Sen, currently the Thomas W Lamont University Professor and Professor of Economics and Philosophy at Harvard University, was professor of economics at the LSE from 1971-82.

The creation of the chair was announced last month by the LSE’s director, Minouche Shafik, who said in a statement that “in naming this chair after Amartya Sen, we recognise one of the world’s great thinkers on social equality”.

In setting out the requirements for the £87,919-plus per annum post, the LSE has said it is “seeking to recruit an outstanding scholar” for the chair which is expected to “become one of the most distinguished in the world”.

Women and members of the ethnic minorities are particularly encouraged to apply for the chair whose incumbent will “champion new developments in inequality studies with global relevance, and to influence debates and interventions in this crucial area”.

Last month, the LSE held one of its biannual Amartya Sen lectures, on this occasion to discuss how “an effective state promotes freedom and the well-being of its citizens”, with Sen himself present as a discussant and one of his former students, Prof. Sir Tim Besley, delivering the formal address.

Sen is invariably greeted in the manner of a rock star by LSE students, who applauded enthusiastically when the creation of the chair was revealed by the institution’s director, Shafik.

“The LSE has hosted the Amartya Sen lecture series for many years… but tonight is a very special night for another reason because tonight we are announcing the creation of a chair at the London School of Economics in honour of Amartya Sen,” began Shafik, who herself did her PhD at Oxford when Sen was a professor at the university.

The creation of the chair and the running of International Inequalities Institute had been made possible through “a £64 million, 20-year gift by the Atlantic Philanthropies, the school’s largest to date”, the LSE confirmed.

Shafik explained: “There are many reasons why this is a very fitting tribute.

“There are the obvious ones like Amartya Sen won the Nobel Prize in economics, for his contribution to welfare economics, his books have been translated into more than 30 languages, he has been the president of the Econometrics Society, the American Economic Association, the Indian Economic Association, and the International Economic Association.

“He has changed the field of economics in so many ways: our understanding of famines, social justice, economic theory, social choice, welfare economics, inequality and on and on and on…
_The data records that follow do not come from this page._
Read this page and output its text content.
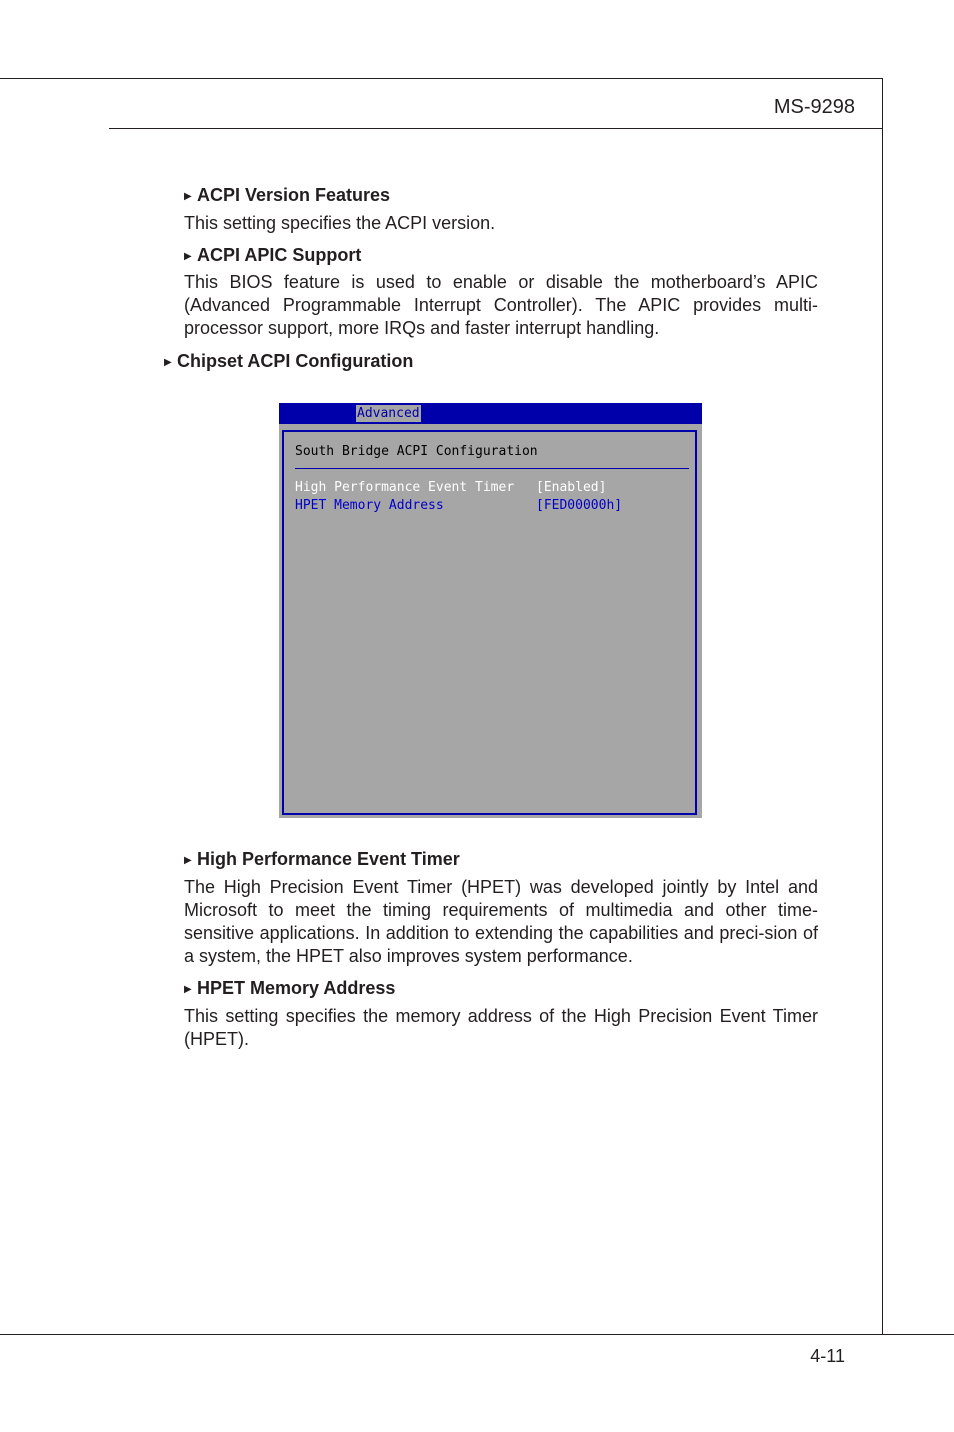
MS-9298
▶ ACPI Version Features
This setting specifies the ACPI version.
▶ ACPI APIC Support
This BIOS feature is used to enable or disable the motherboard’s APIC (Advanced Programmable Interrupt Controller). The APIC provides multi-processor support, more IRQs and faster interrupt handling.
▶ Chipset ACPI Configuration
Advanced
South Bridge ACPI Configuration
High Performance Event Timer [Enabled]
HPET Memory Address	[FED00000h]
▶ High Performance Event Timer
The High Precision Event Timer (HPET) was developed jointly by Intel and Microsoft to meet the timing requirements of multimedia and other time-sensitive applications. In addition to extending the capabilities and preci-sion of a system, the HPET also improves system performance.
▶ HPET Memory Address
This setting specifies the memory address of the High Precision Event Timer (HPET).
4-11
“For us at the LSE the main reason is he was a professor here… and he has told me those years were some of the most productive in his professional life. He flourished in the intellectual environment of the LSE.”
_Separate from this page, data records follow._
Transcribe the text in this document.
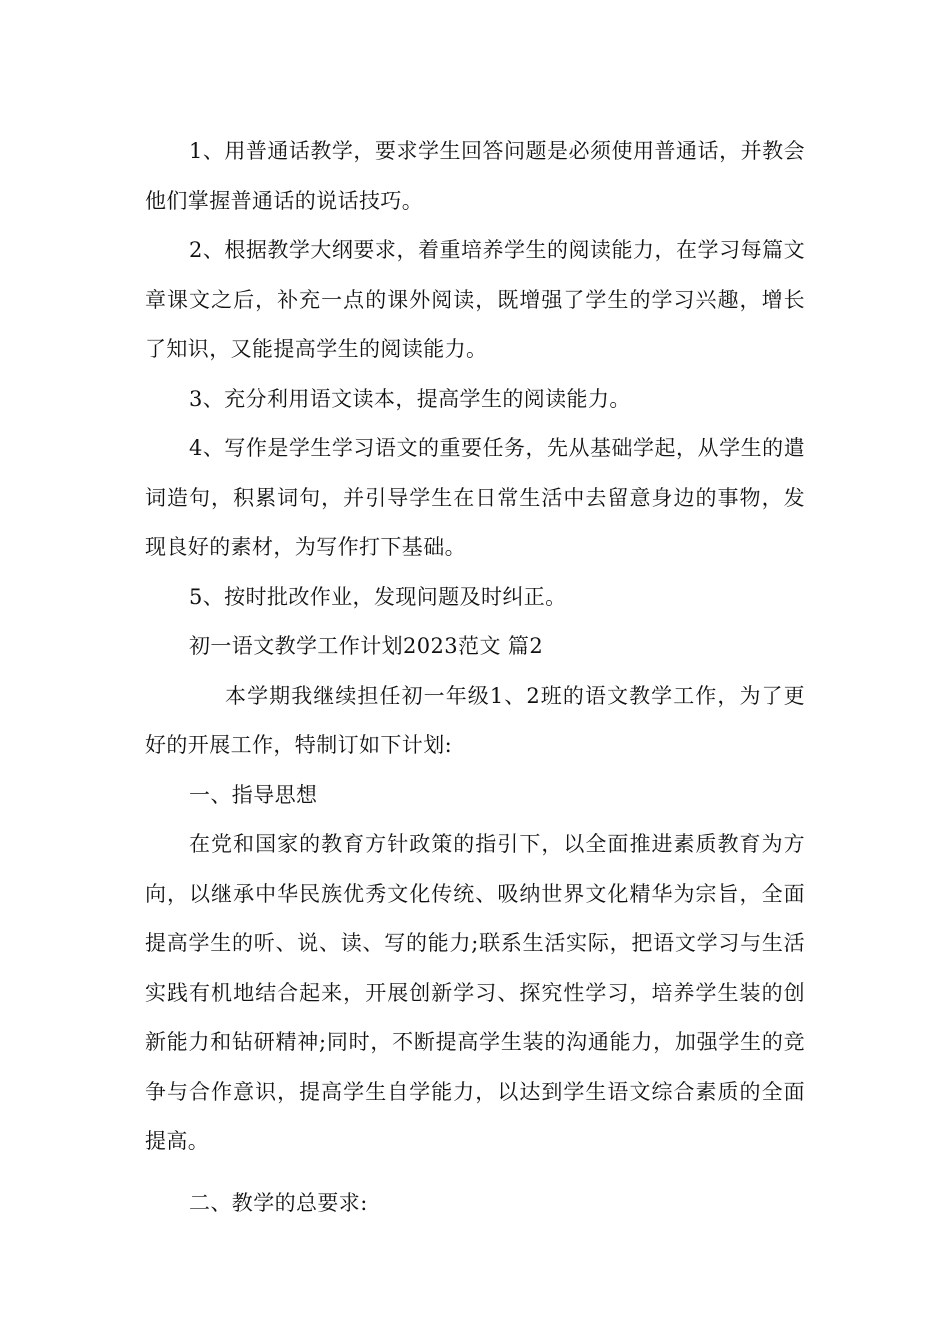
1、用普通话教学，要求学生回答问题是必须使用普通话，并教会他们掌握普通话的说话技巧。

2、根据教学大纲要求，着重培养学生的阅读能力，在学习每篇文章课文之后，补充一点的课外阅读，既增强了学生的学习兴趣，增长了知识，又能提高学生的阅读能力。

3、充分利用语文读本，提高学生的阅读能力。

4、写作是学生学习语文的重要任务，先从基础学起，从学生的遣词造句，积累词句，并引导学生在日常生活中去留意身边的事物，发现良好的素材，为写作打下基础。

5、按时批改作业，发现问题及时纠正。

初一语文教学工作计划2023范文 篇2

本学期我继续担任初一年级1、2班的语文教学工作，为了更好的开展工作，特制订如下计划:

一、指导思想

在党和国家的教育方针政策的指引下，以全面推进素质教育为方向，以继承中华民族优秀文化传统、吸纳世界文化精华为宗旨，全面提高学生的听、说、读、写的能力;联系生活实际，把语文学习与生活实践有机地结合起来，开展创新学习、探究性学习，培养学生装的创新能力和钻研精神;同时，不断提高学生装的沟通能力，加强学生的竞争与合作意识，提高学生自学能力，以达到学生语文综合素质的全面提高。

二、教学的总要求:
Shafik said Sen’s “connection and relationship to the LSE has persevered. I am told that his wife often says that when Amartya has to go from A to B he always does it via the LSE. He has many friends, students and admirers in this place.

“And it is so appropriate that there will be a permanent chair at the LSE in his honour.”
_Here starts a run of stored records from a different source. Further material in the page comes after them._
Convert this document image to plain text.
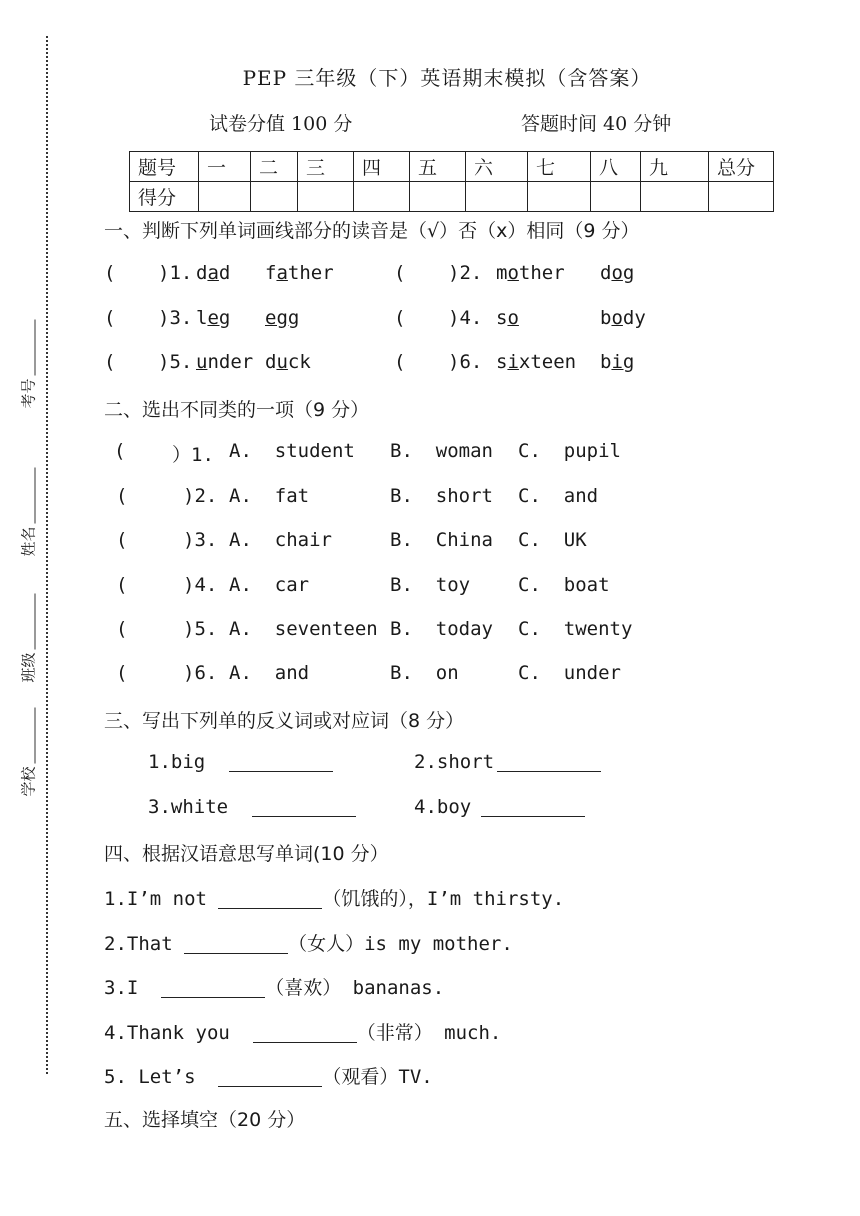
考号
姓名
班级
学校
PEP 三年级（下）英语期末模拟（含答案）
试卷分值 100 分	答题时间 40 分钟
题号	一	二	三	四	五	六	七	八	九	总分
得分										
一、判断下列单词画线部分的读音是（√）否（x）相同（9 分）
( )1. dad father	( )2. mother dog
( )3. leg egg	( )4. so	body
( )5. under duck	( )6. sixteen big
二、选出不同类的一项（9 分）
( ）1. A.  student B.  woman C.  pupil
(	)2. A.  fat	B.  short C.  and
(	)3. A.  chair	B.  China C.  UK
(	)4. A.  car	B.  toy	C.  boat
(	)5. A.  seventeen B.  today C.  twenty
(	)6. A.  and	B.  on	C.  under
三、写出下列单的反义词或对应词（8 分）
1.big	2.short
3.white	4.boy
四、根据汉语意思写单词(10 分）
1.I’m not	（饥饿的），I’m thirsty.
2.That	（女人）is my mother.
3.I	（喜欢） bananas.
4.Thank you	（非常） much.
5. Let’s	（观看）TV.
五、选择填空（20 分）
She added: “For me it is personally moving because I was a PhD student in Oxford which was the last year he was teaching in Oxford. And we were all panicked that he was leaving. And I attended every single one of his lectures in Oxford before he left because I thought that was my last chance to hear from the great man — never imagining I would be here this evening.”

In response to one question, Sen made a reference to India’s general election, when he said: “Let me take the opportunity since I am at the LSE to the works of one of the great products of the LSE, namely Ambedkar, who was a great student here and who was one of the architects of the Indian Constitution.

“And he also reflected on many subjects including democracy and effectiveness of the state… and one of the things he discusses, shortly after the Constitution is made, is to say that we have to recognise the peculiarity and indeed the wonder of the fact that India has now accepted political equality at a level of everyone having the same vote… and yet tolerating enormous economic inequality and ask the question: how is this possible that in one sphere we have turned so much more egalitarian than in others?”